1Das Landgericht hat den Angeklagten wegen schwerer räuberischer Erpressung in zwei Fällen, davon in einem Fall in Tateinheit mit räuberischem Angriff auf einen Kraftfahrer und gefährlicher Körperverletzung sowie in einem weiteren Fall in Tateinheit mit gefährlicher Körperverletzung zu einer Gesamtfreiheitsstrafe von vier Jahren und drei Monaten verurteilt und eine Adhäsionsentscheidung getroffen. Gegen dieses Urteil hat der Angeklagte durch seinen Pflichtverteidiger form- und fristgerecht Revision eingelegt. Mit Schriftsatz vom , beim Landgericht eingegangen am selben Tag, hat der Verteidiger erklärt, er nehme die Revision "namens und im Auftrag des Angeklagten" zurück. In einem selbst verfassten, undatierten Schreiben, das am beim Landgericht eingegangen ist, hat der Angeklagte unter Bezugnahme auf das Schreiben seines Verteidigers vom vorgetragen, er nehme die Revision nicht zurück, habe seinen Verteidiger mit der Revisionsrücknahme auch nicht beauftragt oder einer solchen Rücknahme zugestimmt.
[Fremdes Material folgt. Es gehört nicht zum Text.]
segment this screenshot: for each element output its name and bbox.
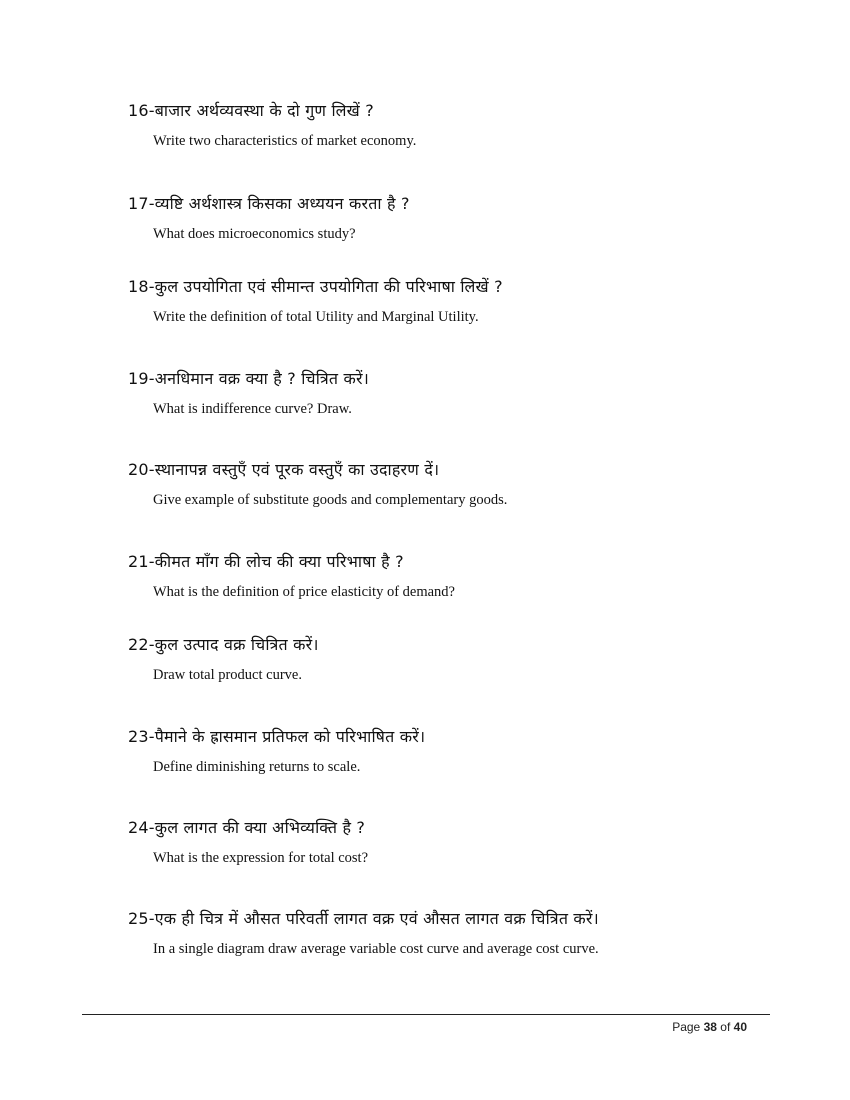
question-english-text: In a single diagram draw average variable cost curve and average cost curve. [153, 941, 599, 957]
current-page: 38 [703, 1020, 717, 1034]
page-word: Page [672, 1020, 701, 1034]
footer-divider [82, 1014, 770, 1015]
question-english-text: Give example of substitute goods and complementary goods. [153, 492, 508, 508]
question-18 [128, 276, 768, 326]
question-hindi-text: 23-पैमाने के ह्रासमान प्रतिफल को परिभाषित करें। [128, 727, 426, 746]
question-23 [128, 726, 768, 776]
of-word: of [720, 1020, 731, 1034]
question-hindi-text: 20-स्थानापन्न वस्तुएँ एवं पूरक वस्तुएँ का उदाहरण दें। [128, 460, 440, 479]
question-hindi-text: 16-बाजार अर्थव्यवस्था के दो गुण लिखें ? [128, 101, 374, 120]
question-hindi-text: 25-एक ही चित्र में औसत परिवर्ती लागत वक्र एवं औसत लागत वक्र चित्रित करें। [128, 909, 599, 928]
question-hindi-text: 21-कीमत माँग की लोच की क्या परिभाषा है ? [128, 552, 404, 571]
question-english-text: What is the definition of price elasticity of demand? [153, 584, 455, 600]
question-hindi-text: 18-कुल उपयोगिता एवं सीमान्त उपयोगिता की परिभाषा लिखें ? [128, 277, 503, 296]
question-20 [128, 459, 768, 509]
question-english-text: Draw total product curve. [153, 667, 302, 683]
question-hindi-text: 24-कुल लागत की क्या अभिव्यक्ति है ? [128, 818, 366, 837]
question-hindi-text: 17-व्यष्टि अर्थशास्त्र किसका अध्ययन करता है ? [128, 194, 410, 213]
page-number [672, 1019, 747, 1035]
question-english-text: Write the definition of total Utility and Marginal Utility. [153, 309, 479, 325]
question-hindi-text: 19-अनधिमान वक्र क्या है ? चित्रित करें। [128, 369, 369, 388]
question-english-text: Write two characteristics of market economy. [153, 133, 417, 149]
question-english-text: Define diminishing returns to scale. [153, 759, 361, 775]
total-pages: 40 [733, 1020, 747, 1034]
question-17 [128, 193, 768, 243]
question-24 [128, 817, 768, 867]
question-25 [128, 908, 768, 958]
question-english-text: What is indifference curve? Draw. [153, 401, 352, 417]
question-21 [128, 551, 768, 601]
question-16 [128, 100, 768, 150]
question-22 [128, 634, 768, 684]
question-19 [128, 368, 768, 418]
question-hindi-text: 22-कुल उत्पाद वक्र चित्रित करें। [128, 635, 319, 654]
question-english-text: What is the expression for total cost? [153, 850, 369, 866]
question-english-text: What does microeconomics study? [153, 226, 356, 242]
2Auf Anfrage des Landgerichts hat der Verteidiger mit Schriftsatz vom anwaltlich versichert, er sei mit dem Angeklagten im Rahmen einer Besprechung am mündlich übereingekommen, die Revision zurückzunehmen. Der Angeklagte habe ihn hierbei gebeten, mit der Rücknahme noch mindestens eine Woche zu warten. Daraufhin habe er mit Schriftsatz vom die Revisionsrücknahme erklärt.

3Mit Schriftsatz vom hat der Verteidiger das Rechtsmittel vorsorglich begründet.

II.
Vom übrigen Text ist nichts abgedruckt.